Carlos Fernandodos santos lima

Deem nomes aos bodes na sala do Brasil

02.10.20

Jair Bolsonaro é o bode na sala deste Brasil. A ideia me assaltou de repente. O presidente, com suas ideias saídas de uma roda de conversa de um boteco qualquer, com sua falta de empatia pelo ser humano, com sua deseducação científica, incapacidade de julgamento e análise dos fatos é o perfeito bode, incômodo, barulhento, malcheiroso, que distrai alguns e incita o ódio de muitos, fazendo com que todo o restante da sala pareça idealmente perfeito se o eliminarmos. Pena que não seja assim. Jair Bolsonaro é realmente um bode na sala, mas não pode ser o bode expiatório de tudo o que de mal existe no Brasil.

A verdade é que o Brasil já vinha muito mal antes mesmo de Bolsonaro. E não apenas no aspecto econômico, especialmente após o desastre do governo Dilma e de sua “nova matriz econômica”, mas também pelo apodrecimento do sistema político, com a transferência do poder das lideranças morais dos políticos que conduziram a redemocratização, como Ulysses Guimarães, Tancredo Neves, Franco Montoro, Leonel Brizola e Miguel Arraes, dentre outros, para fazedores de dinheiro que passaram a comprar o apoio político. Para reconhecer estes últimos basta ver a lista de investigados na operação Lava Jato.

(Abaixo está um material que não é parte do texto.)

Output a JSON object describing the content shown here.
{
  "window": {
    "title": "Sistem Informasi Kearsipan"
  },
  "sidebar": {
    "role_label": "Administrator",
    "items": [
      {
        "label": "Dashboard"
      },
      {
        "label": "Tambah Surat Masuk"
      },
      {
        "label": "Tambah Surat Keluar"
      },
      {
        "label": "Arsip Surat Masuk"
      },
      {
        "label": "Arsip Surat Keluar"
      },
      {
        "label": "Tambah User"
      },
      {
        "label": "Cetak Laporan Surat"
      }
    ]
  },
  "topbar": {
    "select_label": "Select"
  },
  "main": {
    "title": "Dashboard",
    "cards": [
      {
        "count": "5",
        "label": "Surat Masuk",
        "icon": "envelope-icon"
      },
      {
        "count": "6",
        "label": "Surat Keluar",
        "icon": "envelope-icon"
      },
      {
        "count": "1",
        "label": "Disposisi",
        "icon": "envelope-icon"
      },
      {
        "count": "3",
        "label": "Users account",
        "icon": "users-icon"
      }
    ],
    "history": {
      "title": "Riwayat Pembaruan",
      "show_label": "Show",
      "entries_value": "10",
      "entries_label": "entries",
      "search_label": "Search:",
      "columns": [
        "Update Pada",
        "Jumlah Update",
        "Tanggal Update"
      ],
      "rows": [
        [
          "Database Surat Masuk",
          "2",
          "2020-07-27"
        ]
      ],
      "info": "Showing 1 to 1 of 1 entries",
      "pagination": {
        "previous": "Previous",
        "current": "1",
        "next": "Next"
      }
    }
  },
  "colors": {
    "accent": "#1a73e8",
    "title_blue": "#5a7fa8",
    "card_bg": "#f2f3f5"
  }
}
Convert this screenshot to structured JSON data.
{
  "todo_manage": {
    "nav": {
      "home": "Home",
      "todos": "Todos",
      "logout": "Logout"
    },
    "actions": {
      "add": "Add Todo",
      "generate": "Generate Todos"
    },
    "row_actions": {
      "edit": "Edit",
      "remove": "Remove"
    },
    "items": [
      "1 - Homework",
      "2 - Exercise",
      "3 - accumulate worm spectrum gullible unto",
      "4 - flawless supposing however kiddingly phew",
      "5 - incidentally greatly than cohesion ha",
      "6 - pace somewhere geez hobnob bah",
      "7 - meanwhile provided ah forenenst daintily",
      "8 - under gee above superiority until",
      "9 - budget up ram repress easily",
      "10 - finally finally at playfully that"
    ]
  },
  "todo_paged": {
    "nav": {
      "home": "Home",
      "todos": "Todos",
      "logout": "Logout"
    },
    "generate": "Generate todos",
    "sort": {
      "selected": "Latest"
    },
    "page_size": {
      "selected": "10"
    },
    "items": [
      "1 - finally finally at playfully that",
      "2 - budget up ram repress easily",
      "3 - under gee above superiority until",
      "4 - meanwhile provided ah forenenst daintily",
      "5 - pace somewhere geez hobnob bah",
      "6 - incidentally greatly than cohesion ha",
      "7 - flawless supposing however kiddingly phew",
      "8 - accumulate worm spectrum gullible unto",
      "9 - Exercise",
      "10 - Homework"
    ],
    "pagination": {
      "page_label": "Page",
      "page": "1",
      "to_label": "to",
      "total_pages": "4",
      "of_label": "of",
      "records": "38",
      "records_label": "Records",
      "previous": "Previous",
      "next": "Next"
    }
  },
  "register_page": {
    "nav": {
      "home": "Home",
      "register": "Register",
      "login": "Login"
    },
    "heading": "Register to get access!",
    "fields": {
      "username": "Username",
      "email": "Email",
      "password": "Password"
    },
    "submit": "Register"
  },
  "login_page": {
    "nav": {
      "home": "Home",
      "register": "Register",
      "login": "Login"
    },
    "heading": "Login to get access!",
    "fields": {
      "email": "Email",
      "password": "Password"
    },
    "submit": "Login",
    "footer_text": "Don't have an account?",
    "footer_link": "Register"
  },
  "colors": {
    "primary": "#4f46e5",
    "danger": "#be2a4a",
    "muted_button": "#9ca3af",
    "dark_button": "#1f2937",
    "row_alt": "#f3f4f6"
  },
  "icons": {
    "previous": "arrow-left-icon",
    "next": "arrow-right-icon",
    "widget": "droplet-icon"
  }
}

Entretanto, com um governo chefiado por um negacionista cuja compreensão do mundo e das pessoas não vai além do preconceito grotesco, parecer moderno e intelectual não é muito difícil. Assim, tem sido fácil para tantos se colocarem – ou se recolocarem – como figuras opostas ao atual presidente. Vejam o exemplo do presidente da Câmara dos Deputados, Rodrigo Maia, ao se posicionar perante o empresariado e a imprensa – a única plateia que lhe interessa – como a antítese de Jair Bolsonaro. Nada mais falso, entretanto. Se Bolsonaro é o atraso, Maia é a vanguarda desse atraso. Cada um do seu modo, mas ambos muito, realmente muito, prejudiciais ao país.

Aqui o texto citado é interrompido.